Connaîtra-t-on jamais la vérité sur le tragique affrontement entre policiers et forces de l'ordre qui a fait six morts (dont un policier) le 20 février 2009 ? Tout en déclarant "navrant" un "incident aussi tragique" qui "ne doit jamais se répéter", le président Lee Myung-bak apparaît vouloir temporiser, en refusant d'établir les responsabilités avant tout établissement précis des faits. Au moment où nous écrivions des lignes, il n'avait ainsi toujours pas donné suite à la demande du Parti démocrate (opposition) d'ouvrir une commission d'enquête parlementaire, alors que le Parquet a décidé d'ouvrir une enquête.

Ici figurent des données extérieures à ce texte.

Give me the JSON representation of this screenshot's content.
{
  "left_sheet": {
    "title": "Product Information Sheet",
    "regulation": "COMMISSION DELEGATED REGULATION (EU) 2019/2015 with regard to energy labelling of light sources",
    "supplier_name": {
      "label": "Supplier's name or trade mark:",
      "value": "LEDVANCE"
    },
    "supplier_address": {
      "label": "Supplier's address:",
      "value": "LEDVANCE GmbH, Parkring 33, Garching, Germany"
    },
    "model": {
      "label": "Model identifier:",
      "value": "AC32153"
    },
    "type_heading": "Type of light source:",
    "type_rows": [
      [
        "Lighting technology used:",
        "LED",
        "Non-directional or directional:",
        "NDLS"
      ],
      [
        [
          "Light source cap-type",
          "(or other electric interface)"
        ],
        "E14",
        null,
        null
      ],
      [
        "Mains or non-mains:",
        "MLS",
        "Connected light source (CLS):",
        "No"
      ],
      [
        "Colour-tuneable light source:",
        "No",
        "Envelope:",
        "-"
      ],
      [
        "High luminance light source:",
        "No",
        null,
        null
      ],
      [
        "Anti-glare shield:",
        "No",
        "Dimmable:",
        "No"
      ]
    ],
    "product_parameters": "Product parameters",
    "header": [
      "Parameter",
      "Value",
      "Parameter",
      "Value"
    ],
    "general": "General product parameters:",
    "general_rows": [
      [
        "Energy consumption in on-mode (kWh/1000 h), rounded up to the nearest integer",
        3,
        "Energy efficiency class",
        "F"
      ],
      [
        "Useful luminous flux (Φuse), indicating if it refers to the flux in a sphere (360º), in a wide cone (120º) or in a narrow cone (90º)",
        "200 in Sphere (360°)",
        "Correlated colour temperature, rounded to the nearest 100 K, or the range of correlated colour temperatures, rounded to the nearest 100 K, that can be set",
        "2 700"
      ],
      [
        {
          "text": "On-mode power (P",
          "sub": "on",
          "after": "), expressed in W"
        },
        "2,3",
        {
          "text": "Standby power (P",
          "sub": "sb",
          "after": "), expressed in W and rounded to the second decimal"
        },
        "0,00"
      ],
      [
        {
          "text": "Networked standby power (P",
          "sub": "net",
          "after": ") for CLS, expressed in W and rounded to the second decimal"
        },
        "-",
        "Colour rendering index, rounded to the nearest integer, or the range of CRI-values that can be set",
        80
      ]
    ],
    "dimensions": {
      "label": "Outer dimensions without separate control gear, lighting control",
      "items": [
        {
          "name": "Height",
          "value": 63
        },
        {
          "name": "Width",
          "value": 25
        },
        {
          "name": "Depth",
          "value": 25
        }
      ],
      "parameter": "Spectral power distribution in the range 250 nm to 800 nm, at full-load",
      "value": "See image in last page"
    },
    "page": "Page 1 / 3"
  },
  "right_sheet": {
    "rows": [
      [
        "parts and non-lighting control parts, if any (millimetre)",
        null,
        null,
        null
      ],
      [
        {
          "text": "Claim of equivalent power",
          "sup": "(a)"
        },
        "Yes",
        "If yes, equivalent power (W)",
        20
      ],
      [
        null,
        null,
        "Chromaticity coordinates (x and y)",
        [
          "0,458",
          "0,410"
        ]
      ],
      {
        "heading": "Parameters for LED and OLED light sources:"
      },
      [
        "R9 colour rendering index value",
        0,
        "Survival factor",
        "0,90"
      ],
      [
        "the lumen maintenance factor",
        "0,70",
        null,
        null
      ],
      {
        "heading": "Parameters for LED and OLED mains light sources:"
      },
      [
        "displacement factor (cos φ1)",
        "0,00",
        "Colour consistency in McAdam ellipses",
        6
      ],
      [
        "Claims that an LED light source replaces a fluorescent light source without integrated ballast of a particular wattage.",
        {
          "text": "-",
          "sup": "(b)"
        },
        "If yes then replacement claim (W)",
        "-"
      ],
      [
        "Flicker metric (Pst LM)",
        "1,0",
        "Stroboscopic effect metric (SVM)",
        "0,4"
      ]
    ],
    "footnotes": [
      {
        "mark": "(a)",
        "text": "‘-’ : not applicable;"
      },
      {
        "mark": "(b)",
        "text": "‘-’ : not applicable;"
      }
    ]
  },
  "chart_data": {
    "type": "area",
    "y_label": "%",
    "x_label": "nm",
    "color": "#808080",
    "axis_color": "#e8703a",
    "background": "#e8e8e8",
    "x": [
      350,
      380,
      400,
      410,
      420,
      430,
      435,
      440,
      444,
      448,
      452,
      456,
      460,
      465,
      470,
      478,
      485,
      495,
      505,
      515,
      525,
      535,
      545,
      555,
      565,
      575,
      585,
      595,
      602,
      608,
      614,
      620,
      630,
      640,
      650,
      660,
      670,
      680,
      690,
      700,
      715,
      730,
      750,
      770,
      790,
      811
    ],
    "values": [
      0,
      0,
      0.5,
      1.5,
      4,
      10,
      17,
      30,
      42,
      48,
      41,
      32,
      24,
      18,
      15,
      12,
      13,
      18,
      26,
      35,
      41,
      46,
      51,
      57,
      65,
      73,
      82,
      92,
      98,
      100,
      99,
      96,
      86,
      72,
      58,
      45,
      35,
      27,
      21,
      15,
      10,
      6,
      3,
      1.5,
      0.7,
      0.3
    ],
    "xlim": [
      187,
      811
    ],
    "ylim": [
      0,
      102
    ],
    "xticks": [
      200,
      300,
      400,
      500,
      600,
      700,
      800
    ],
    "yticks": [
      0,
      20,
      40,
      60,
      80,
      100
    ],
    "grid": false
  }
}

Ils étaient entre trente et quarante personnes. Ils avaient décidé d'occuper un immeuble, afin de protester contre l'indemnisation qui leur était promise suite à la démolition programmée de leurs appartements au titre d'une opération de rénovation urbaine. Ils disposaient d'explosifs, notamment de cocktails Molotov qui auraient été lancés au moment de l'assaut des policiers pour les évacuer. L'enquête devra déterminer dans quelles conditions le feu s'est déclenché, et à partir de quel endroit, alors que le premier bilan s'établit à six morts (dont un policier) et à 23 blessés (dont six policiers), dont plusieurs grièvement.
Le Parti démocrate, les familles des victimes et l'association à laquelle appartenaient les manifestants ont dénoncé un usage excessif de la force.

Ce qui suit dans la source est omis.